Tim Chase python.list at tim.thechases.com
Sat Jan 21 07:45:46 EST 2017


On 2017-01-21 11:58, Chris Angelico wrote:
> So, how could you implement this function? The current
> implementation maintains an index - an integer position through the
> string. It repeatedly requests the next character as string[idx],
> and can also slice the string (to check for keywords like "true")
> or use a regex (to check for numbers).
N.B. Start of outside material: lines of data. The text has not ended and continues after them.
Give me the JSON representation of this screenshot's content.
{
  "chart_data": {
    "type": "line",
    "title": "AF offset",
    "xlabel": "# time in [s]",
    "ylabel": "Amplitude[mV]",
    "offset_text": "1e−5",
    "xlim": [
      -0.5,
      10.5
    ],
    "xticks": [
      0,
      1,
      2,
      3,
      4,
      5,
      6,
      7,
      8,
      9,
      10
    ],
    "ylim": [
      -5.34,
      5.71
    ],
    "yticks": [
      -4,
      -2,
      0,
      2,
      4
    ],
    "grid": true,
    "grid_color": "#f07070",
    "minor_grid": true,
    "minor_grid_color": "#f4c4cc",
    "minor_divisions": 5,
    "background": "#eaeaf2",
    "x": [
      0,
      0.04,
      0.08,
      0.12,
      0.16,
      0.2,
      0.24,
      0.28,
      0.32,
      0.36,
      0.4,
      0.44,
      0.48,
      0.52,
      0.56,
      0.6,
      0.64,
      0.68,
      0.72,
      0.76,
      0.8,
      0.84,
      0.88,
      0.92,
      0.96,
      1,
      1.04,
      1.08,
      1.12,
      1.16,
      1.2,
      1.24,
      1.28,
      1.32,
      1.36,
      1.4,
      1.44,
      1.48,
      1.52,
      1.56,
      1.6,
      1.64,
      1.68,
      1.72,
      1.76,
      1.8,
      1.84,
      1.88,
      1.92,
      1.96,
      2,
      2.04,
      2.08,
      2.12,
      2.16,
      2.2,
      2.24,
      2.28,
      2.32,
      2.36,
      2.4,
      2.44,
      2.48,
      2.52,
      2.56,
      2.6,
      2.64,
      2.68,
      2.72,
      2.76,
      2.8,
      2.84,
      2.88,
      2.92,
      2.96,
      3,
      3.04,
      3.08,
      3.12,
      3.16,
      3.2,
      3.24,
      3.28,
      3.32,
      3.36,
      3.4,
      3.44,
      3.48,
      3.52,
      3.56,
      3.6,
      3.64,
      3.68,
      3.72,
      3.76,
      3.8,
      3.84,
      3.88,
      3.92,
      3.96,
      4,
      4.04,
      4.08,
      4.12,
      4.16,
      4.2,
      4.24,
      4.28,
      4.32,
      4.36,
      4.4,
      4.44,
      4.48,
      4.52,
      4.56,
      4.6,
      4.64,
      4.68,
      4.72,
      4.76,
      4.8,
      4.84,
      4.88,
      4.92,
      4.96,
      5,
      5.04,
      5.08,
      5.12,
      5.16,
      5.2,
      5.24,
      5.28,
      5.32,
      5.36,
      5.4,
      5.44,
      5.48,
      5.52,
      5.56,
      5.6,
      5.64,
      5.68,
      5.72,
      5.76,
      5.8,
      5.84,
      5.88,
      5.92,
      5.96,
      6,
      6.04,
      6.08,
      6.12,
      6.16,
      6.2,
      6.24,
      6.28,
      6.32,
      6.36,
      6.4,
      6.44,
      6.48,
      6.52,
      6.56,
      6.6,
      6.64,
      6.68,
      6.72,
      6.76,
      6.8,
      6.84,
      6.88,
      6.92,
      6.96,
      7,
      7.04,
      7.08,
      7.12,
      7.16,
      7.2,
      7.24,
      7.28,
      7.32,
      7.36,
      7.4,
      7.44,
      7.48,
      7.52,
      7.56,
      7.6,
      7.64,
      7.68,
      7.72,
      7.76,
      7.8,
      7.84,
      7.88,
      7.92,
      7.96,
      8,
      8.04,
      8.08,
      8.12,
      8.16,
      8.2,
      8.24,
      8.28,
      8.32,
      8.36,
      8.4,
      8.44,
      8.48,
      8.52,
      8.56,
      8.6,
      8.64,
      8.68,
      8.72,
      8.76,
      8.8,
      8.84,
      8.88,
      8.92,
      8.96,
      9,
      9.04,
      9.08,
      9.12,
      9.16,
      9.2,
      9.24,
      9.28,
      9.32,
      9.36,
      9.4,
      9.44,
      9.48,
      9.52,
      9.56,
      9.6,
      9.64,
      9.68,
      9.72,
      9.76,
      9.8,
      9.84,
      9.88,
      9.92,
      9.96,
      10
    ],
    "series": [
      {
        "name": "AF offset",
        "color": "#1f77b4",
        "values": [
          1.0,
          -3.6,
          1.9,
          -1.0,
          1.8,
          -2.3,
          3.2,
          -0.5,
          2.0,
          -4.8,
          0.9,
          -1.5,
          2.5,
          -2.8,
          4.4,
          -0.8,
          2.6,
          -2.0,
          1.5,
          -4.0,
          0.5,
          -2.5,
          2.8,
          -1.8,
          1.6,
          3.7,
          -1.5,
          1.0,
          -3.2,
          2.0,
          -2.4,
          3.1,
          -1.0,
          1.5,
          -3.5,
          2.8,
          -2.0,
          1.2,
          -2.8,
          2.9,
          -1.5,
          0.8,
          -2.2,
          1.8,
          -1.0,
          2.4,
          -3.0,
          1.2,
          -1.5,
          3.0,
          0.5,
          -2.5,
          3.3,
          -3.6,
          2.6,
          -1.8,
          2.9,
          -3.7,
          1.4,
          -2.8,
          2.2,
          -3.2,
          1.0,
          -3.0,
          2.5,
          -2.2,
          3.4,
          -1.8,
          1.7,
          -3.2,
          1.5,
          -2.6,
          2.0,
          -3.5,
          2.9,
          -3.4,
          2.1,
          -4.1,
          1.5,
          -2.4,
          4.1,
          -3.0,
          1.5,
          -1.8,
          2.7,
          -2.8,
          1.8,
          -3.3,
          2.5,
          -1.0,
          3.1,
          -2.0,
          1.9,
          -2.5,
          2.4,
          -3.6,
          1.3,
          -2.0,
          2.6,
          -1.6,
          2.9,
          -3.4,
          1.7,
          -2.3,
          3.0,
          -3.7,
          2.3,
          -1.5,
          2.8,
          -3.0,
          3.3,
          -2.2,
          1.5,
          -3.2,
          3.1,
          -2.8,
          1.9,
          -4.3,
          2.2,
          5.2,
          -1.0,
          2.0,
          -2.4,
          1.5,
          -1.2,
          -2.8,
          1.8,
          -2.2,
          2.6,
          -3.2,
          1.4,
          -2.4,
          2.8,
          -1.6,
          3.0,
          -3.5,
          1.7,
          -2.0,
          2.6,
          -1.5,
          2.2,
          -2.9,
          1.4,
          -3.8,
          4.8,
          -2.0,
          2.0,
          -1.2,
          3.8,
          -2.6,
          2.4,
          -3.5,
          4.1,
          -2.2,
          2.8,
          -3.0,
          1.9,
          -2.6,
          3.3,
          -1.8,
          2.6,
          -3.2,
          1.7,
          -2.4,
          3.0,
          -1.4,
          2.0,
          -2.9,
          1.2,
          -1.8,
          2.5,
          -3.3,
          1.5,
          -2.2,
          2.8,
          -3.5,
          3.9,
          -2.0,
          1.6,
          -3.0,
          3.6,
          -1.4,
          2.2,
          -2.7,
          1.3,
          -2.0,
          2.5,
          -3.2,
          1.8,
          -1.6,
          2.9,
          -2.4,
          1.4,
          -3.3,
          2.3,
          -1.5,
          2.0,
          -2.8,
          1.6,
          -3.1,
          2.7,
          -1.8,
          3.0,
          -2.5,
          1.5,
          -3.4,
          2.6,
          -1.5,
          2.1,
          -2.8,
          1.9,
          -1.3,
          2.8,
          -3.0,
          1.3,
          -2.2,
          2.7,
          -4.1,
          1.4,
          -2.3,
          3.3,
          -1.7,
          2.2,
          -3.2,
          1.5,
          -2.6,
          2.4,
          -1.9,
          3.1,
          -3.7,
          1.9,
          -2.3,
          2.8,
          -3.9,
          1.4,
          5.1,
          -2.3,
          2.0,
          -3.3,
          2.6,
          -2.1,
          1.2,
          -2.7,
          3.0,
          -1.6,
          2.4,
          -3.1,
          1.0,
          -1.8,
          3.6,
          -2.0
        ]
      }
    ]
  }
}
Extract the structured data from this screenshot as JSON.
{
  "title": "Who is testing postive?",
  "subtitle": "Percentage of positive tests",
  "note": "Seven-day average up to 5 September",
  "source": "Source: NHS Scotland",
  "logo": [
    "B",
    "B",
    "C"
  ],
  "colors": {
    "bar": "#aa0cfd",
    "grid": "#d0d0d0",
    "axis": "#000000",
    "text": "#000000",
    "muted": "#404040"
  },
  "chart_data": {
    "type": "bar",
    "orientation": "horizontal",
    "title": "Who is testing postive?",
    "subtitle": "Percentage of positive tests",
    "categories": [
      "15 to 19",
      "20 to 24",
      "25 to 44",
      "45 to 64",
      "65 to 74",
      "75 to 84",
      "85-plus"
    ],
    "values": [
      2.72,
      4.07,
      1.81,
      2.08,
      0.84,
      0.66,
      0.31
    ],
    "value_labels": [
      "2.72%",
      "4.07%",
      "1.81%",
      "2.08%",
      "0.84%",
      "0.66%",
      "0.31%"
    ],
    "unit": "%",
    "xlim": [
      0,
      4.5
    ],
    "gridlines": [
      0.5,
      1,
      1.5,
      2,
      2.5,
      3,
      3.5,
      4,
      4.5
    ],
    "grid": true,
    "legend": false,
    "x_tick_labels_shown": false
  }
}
Everything's clean, but it's
> lots of indexing.

But in these parsing cases, the indexes all originate from stepping
through the string from the beginning and processing it
codepointwise.  Even this is a bit of an oddity, especially once you
start taking combining characters into consideration and need to
process them with the preceding character(s).  So while you may be
doing indexing, those indexes usually stem from having walked to that
point, not arbitrarily picking some offset.

You allude to it in your:

> The only way for it to be fast enough would be to have some sort of
> retainable string iterator, which means exposing an opaque "position
> marker" that serves no purpose other than parsing. Every string
> parse operation would have to be reimplemented this way, lest it
> perform abysmally on large strings. It'd mean some sort of magic
> "thing" that probably has a reference to the original string, so
> you don't get the progressive RAM refunds that slicing gives, and
> you'd still have to deal with lots of the other consequences. It's
> probably doable, but it would be a lot of pain.

but I'm hard-pressed to come up with any use case where direct
indexing into a (non-byte)string makes sense unless you've already
processed/searched up to that point and can use a recorded index
from that processing/search.

Can you provide real-world examples of "I need character 2832 from
this string of unicode text, but I never had to scan to that point
linearly from the beginning/end of the string"?